La violación de derechos humanos es inaceptable desde todo punto de vista, pero no hay palabras para definir el sentimiento que supera la indignación cuando es el Estado el que está detrás de todo el dolor que se le está causando a la sociedad venezolana. Que el deseo de perpetuarse en el poder y desconocer la soberanía popular sea el motivo de tales atrocidades no tiene justificación alguna. Y es que es el sistema de justicia es el responsable de las persecuciones represivas y detenciones arbitrarias de quienes solo cometieron el «delito» el 28 de julio de ejercer su derecho al sufragio, de quienes fueron testigos de mesa y conocen la verdad de lo ocurrido ese día, de quienes usaron redes sociales para difundir información, del arresto de centenares de adolescentes, periodistas, reporteros gráficos y dirigentes políticos de la alianza opositora. Órdenes de cárcel ejecutadas por cuerpos de seguridad del Estado cuyos agentes, incluso, se llevaron detenidas a las personas ocultando sus rostros y sin identificación alguna.
Estamos en presencia de una política de Estado que no tiene miramientos para aniquilar los derechos civiles y políticos de un país y, lo más grave, que viola el artículo 49 de la Constitución de la República Bolivariana de Venezuela que establece la garantía al debido proceso, el derecho a la defensa, conocer los hechos por los cuales se les investiga, el derecho a la presunción de inocencia hasta que se demuestre lo contrario y el derecho a conocer al juez natural que le va a juzgar.

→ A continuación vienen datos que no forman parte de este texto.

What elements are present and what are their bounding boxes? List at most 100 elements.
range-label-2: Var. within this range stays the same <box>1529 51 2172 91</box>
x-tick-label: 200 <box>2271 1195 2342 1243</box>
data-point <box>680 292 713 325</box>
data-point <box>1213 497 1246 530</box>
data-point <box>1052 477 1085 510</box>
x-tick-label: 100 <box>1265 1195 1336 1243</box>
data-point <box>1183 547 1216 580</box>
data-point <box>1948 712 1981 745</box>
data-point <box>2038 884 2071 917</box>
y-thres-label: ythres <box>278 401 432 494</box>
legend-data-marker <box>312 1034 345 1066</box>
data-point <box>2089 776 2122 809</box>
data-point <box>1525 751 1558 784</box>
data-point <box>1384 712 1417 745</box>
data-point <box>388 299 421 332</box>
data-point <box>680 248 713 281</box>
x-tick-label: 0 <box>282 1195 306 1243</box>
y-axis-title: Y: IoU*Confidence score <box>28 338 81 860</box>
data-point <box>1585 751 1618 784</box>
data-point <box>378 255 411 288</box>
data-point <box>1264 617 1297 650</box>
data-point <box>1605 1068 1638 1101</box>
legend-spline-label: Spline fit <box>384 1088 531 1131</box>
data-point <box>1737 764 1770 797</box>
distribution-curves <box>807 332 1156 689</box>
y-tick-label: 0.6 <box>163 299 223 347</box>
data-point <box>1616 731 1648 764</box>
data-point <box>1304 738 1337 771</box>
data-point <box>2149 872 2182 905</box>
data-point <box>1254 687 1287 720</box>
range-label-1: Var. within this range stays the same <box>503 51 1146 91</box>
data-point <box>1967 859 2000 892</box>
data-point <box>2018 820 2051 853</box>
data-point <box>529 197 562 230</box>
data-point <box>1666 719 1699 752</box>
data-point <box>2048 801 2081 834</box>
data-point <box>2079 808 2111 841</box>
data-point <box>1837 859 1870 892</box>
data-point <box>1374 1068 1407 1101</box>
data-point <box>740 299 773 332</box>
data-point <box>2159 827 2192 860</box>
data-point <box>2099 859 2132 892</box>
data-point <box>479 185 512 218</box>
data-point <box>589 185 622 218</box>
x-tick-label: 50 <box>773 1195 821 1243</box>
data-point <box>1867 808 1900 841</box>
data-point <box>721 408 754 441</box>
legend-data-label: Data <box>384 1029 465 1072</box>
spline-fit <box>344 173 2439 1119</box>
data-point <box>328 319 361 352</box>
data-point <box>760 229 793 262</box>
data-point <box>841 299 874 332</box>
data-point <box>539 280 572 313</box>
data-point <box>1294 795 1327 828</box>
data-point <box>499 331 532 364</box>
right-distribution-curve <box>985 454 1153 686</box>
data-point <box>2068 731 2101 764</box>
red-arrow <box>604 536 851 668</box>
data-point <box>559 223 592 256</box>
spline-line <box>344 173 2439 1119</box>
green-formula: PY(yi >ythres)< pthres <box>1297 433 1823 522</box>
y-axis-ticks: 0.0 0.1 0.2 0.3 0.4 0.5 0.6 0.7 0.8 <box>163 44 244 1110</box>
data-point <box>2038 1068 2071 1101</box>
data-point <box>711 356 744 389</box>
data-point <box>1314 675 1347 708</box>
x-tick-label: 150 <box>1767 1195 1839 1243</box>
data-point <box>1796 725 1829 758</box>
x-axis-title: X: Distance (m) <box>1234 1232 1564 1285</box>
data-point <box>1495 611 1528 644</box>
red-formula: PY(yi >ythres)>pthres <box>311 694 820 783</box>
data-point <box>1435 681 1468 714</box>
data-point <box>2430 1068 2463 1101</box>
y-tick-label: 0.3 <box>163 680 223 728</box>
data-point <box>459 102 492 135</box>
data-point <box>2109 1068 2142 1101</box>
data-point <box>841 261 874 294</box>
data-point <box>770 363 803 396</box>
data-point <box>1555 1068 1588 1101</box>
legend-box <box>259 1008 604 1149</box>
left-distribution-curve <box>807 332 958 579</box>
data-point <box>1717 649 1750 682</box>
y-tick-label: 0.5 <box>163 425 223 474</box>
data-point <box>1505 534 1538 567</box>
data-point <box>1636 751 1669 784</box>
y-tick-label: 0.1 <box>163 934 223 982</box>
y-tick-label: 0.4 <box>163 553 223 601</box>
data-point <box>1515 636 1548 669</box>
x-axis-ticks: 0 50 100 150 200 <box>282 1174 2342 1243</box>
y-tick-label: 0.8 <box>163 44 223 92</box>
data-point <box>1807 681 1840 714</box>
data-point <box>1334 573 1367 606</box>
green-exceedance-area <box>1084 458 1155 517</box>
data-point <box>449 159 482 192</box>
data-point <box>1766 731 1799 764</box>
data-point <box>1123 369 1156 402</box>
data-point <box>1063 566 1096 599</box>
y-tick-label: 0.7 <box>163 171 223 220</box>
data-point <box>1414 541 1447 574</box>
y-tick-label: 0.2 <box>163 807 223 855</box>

Nuestra sociedad en estos momentos sufre el mayor grado de indefensión jamás visto en nuestra era democrática. Las garantías constitucionales son hoy letra muerta ante un sistema de justicia inhumano. No es un secreto que los poderes públicos están impregnados de parcialidad política, que sus representantes actúan con resentimiento y venganza, que desconocen la palabra tolerancia.